In besonderen individuellen Situationen wird auch weiterhin eine Auffrischungsimpfung zu empfehlen sein.
Typhus:
Die Erkrankungswahrscheinlichkeit hängt stark mit den hygienischen Verhältnissen (Abwasserhygiene, Müllhygiene, Lebensmittelhygiene) des jeweiligen Landes und dem individuellen Reisestil zusammen.
Für Südasien, große Teile Afrikas, sowie manche Andenstaaten ist die Impfung auf jeden Fall zu empfehlen.
Die einmalige Impfung mit dem intramuskulären Totimpfstoff schützt ca. für 3 Jahre. Die Impfung soll zumindest 2 Wochen vor Abreise verabreicht werden.
Japanische Encephalitis:
Diese virale, durch Mücken übertragene Encephalitis ist in Süd- und Ostasien verbreitet. Sie verläuft ähnlich wie die FSME, das Virus ist auch mit dem FSME-Virus verwandt (Flavivirus)
Obwohl die Infektion in 99% leicht verläuft, versterben von den schwer Erkrankten 30%, 30% erleiden dauernde neurologische Folgeschäden.
Zwei Impfungen im Abstand von ungefähr 4 Wochen sind vorgesehen, sowie eine Auffrischung nach weiteren ein bis zwei Jahren. Dann besteht Impfschutz für etwa 10 Jahre.

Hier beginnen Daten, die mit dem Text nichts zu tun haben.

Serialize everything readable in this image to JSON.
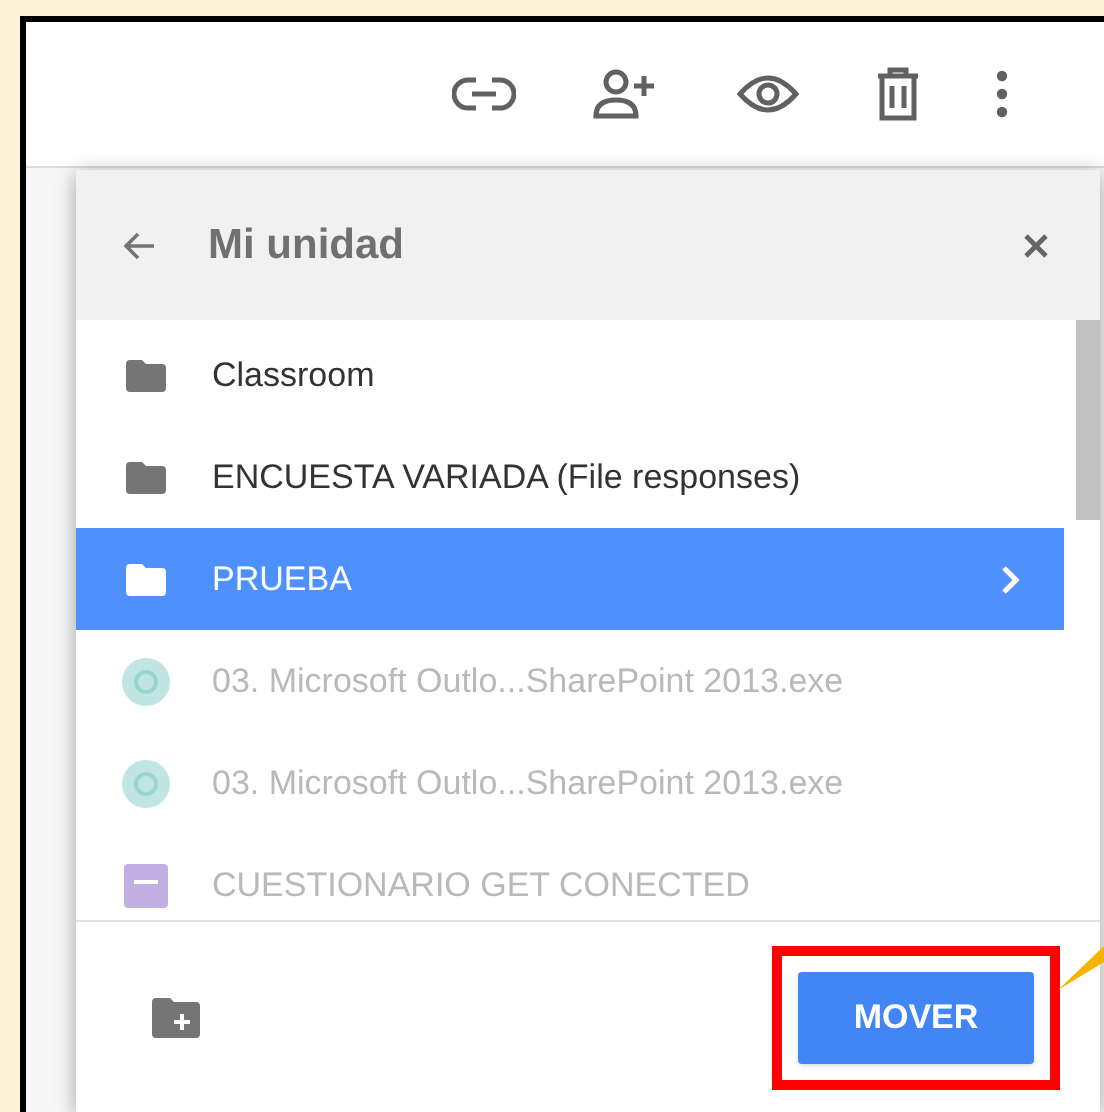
{
  "dialog": {
    "title": "Mi unidad",
    "items": [
      {
        "kind": "folder",
        "name": "Classroom",
        "selected": false,
        "disabled": false
      },
      {
        "kind": "folder",
        "name": "ENCUESTA VARIADA (File responses)",
        "selected": false,
        "disabled": false
      },
      {
        "kind": "folder",
        "name": "PRUEBA",
        "selected": true,
        "disabled": false
      },
      {
        "kind": "file",
        "name": "03. Microsoft Outlo...SharePoint 2013.exe",
        "selected": false,
        "disabled": true
      },
      {
        "kind": "file",
        "name": "03. Microsoft Outlo...SharePoint 2013.exe",
        "selected": false,
        "disabled": true
      },
      {
        "kind": "form",
        "name": "CUESTIONARIO GET CONECTED",
        "selected": false,
        "disabled": true
      }
    ],
    "primary_button": "MOVER",
    "highlighted": true
  }
}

Insgesamt ist das Risiko für Reisende sehr gering an Japanischer Encephalitis zu erkranken. Lange Aufenthalte, insbesondere am Ende der Regenzeit, in Gegenden mit Reisanbau am Land und nächtliche Outdoor-Aktivitäten erhöhen das Risiko.
Meningokokken:
Meningokokken kommen auch in Europa inklusive Österreich vor. Die Impfung gegen Meningokokken ist auch im Österreichischen Impfplan enthalten.
Als Reiseimpfung spielen Meningokokken vor allem in Subsahara-Afrika eine wesentliche Rolle, mit epidemieartigen Ausbrüchen. Es sollte die Impfung gegen die Serogruppen A,C,W und Y verwendet werden. Eine einzige Impfung sollte dauerhaften Impfschutz gewährleisten. Eine Auffrischungsimpfung nach 5 Jahren sollte sicherheitshalber erfolgen.
Tollwut:
Tollwut ist eine Erkrankung, die durch Kontakt mit infizierten Tieren übertragen wird. Dabei ist natürlich der Biss die Hauptübertragungsart, ablecken kann aber schon genügen. Tollwut kommt prinzipiell weltweit vor. Als tollwutfrei gelten weiter Teile Europas (nicht Osteuropa), Australien, Japan und viele karibische und pazifische Inseln.
Klassische Überträger sind Hund und Fuchs, aber auch viele andere Tiere, insbesondere Fledermäuse und Affen.
Tollwut verläuft immer tödlich, wenn die Erkrankung einmal ausgebrochen ist.
Die Impfung besteht aus drei Teilimpfungen innerhalb von 3 Wochen. Davon abweichende (schnellere) Impfschemata sind möglich.
Dengue-Fieber:
Eine Impfung ist zugelassen, aber in Europa nicht verfügbar. Sie eignet sich nur dazu, neuerliche Erkrankungen, wenn man schon einmal eine Infektion durchgemacht hat, zu verhindern. Somit ist die Impfung für die Reisemedizin im Allgemeinen nicht geeignet.